Seminar #5, 26.11.2022:
Kurdistan und die Solidaritätsbewegungen

Der Belagerung Kobanê 2014/2015 war ein entschiedener Punkt im Krieg gegen den «Islamischen Staat» (IS) und für die kurdische Bewegung. Es entstand eine beispiellose internationale Solidaritätsbewegung mit Kurdistan: Internationale Brigaden zogen nach Rojava, weltweit wurden Gelder für Waffen und Infrastrukturprojekte gesammelt, und es gab eine Vielzahl von Solidaritätsveranstaltungen, Aktionen und Demonstrationen. Für viele ist die kurdische Bewegung seit Kobanê ein zentraler Anknüpfungspunkt für internationale Kämpfe.

Die Solidaritätsbewegung mit Kurdistan reicht dabei – gerade in der BRD – bis in die 1980er Jahre zurück: Mit vielen Höhen und Tiefen, Fallstricken und Erfolgen.  Wir wollen die Entwicklung des Internationalismusverständnis der PKK betrachten und die Bezugnahme der verschiedenen Solidaritätsbewegungen auf die kurdische Freiheitsbewegung.

Teamer*innen

David Wende ist Gründungsmitglied von Interbrigadas e.V. Er war an einer Vielzahl von Brigaden nach Venezuela, Bolivien und Kuba aktiv beteiligt, hat 2015 die Konferenz Internationalismus im 21. Jahrhundert mitorganisiert und ist derzeit vor allem in der Kuba-Solidarität des Vereins aktiv. Er beschäftigte sich inhaltlich mit der Geschichte der Internationalen und der Geschichte der Solidaritätsbewegungen in Deutschland.

Alexander Kohrs ist politisch aktiv im Interbrigadas e.V. und organisiert die Kuba Brigaden zum Aufbau des soziokulturellen Zentrums «Ventana al Valle» in Viñales. Darüber hinaus beschäftigte er sich intensiv mit der Geschichte Kubas, Kubas Internationalismus und der Solidaritätsbewegung mit Kuba.
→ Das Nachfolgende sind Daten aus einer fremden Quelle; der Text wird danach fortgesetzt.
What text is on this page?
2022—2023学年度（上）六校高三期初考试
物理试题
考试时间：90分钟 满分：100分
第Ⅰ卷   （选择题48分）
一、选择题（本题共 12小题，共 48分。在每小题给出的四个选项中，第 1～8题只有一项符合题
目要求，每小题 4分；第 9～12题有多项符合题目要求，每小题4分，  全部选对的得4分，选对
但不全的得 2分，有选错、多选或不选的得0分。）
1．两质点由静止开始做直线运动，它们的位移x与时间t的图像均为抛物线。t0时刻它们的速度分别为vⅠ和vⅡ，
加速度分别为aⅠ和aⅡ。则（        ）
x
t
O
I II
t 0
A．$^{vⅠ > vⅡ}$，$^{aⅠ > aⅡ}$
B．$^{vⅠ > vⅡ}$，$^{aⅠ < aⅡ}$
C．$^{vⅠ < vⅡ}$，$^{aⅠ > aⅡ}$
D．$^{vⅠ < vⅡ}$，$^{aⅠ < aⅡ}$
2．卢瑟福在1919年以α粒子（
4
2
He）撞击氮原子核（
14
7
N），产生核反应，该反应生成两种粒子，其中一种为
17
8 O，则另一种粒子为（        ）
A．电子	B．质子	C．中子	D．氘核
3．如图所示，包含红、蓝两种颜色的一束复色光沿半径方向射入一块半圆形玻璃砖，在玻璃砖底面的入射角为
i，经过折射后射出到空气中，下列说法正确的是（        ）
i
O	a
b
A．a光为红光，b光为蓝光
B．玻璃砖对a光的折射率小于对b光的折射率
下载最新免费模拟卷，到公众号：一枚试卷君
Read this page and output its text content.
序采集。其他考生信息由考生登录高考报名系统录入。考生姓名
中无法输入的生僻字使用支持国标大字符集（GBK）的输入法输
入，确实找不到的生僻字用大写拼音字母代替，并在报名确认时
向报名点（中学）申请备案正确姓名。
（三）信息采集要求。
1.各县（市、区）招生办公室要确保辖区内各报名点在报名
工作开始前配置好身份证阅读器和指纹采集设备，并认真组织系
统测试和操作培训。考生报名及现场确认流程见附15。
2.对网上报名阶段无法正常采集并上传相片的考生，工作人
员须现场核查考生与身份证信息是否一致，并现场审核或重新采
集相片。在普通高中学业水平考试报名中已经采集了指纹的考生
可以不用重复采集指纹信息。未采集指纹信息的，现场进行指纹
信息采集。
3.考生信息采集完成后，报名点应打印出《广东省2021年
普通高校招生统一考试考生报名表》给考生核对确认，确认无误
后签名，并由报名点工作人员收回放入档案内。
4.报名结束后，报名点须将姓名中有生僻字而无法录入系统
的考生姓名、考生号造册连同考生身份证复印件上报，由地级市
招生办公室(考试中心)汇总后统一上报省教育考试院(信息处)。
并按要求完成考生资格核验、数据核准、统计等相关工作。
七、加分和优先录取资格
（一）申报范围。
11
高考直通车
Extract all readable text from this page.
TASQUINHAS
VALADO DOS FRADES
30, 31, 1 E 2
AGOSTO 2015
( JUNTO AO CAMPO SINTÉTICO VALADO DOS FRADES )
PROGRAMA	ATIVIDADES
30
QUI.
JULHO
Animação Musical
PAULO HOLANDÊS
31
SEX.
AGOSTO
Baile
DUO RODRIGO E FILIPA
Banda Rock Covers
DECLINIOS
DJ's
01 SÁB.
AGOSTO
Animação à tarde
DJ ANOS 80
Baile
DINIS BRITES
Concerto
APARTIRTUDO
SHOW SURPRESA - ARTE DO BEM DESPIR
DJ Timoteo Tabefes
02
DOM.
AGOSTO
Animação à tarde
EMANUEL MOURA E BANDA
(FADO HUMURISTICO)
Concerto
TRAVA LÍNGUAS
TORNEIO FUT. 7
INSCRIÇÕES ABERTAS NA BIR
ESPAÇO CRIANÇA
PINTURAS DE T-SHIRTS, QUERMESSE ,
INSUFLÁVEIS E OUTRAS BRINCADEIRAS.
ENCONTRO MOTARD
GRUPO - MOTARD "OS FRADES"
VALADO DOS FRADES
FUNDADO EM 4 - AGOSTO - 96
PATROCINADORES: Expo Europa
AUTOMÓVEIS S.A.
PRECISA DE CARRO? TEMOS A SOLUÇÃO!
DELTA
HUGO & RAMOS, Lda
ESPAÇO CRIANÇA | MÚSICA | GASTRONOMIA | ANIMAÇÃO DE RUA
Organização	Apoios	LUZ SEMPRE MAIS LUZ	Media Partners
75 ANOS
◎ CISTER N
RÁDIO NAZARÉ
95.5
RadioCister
Tobias Amigo ist politisch aktiv im Interbüro in Berlin-Wedding, das einen kleinen Beitrag für die Stärkung eines zeitgemäßen Internationalismus leisten möchte. Darüber hinaus ist er Doktorand in den Sozialwissenschaften an der Scuola Normale Superiore und Mitglied des Center on Social Movement Studies (COSMOS). Er forscht derzeit über die kurdische Bewegung und ihre Solidaritätsbewegung in Deutschland, mit besonderem Schwerpunkt auf den Solidaritätsbeziehungen.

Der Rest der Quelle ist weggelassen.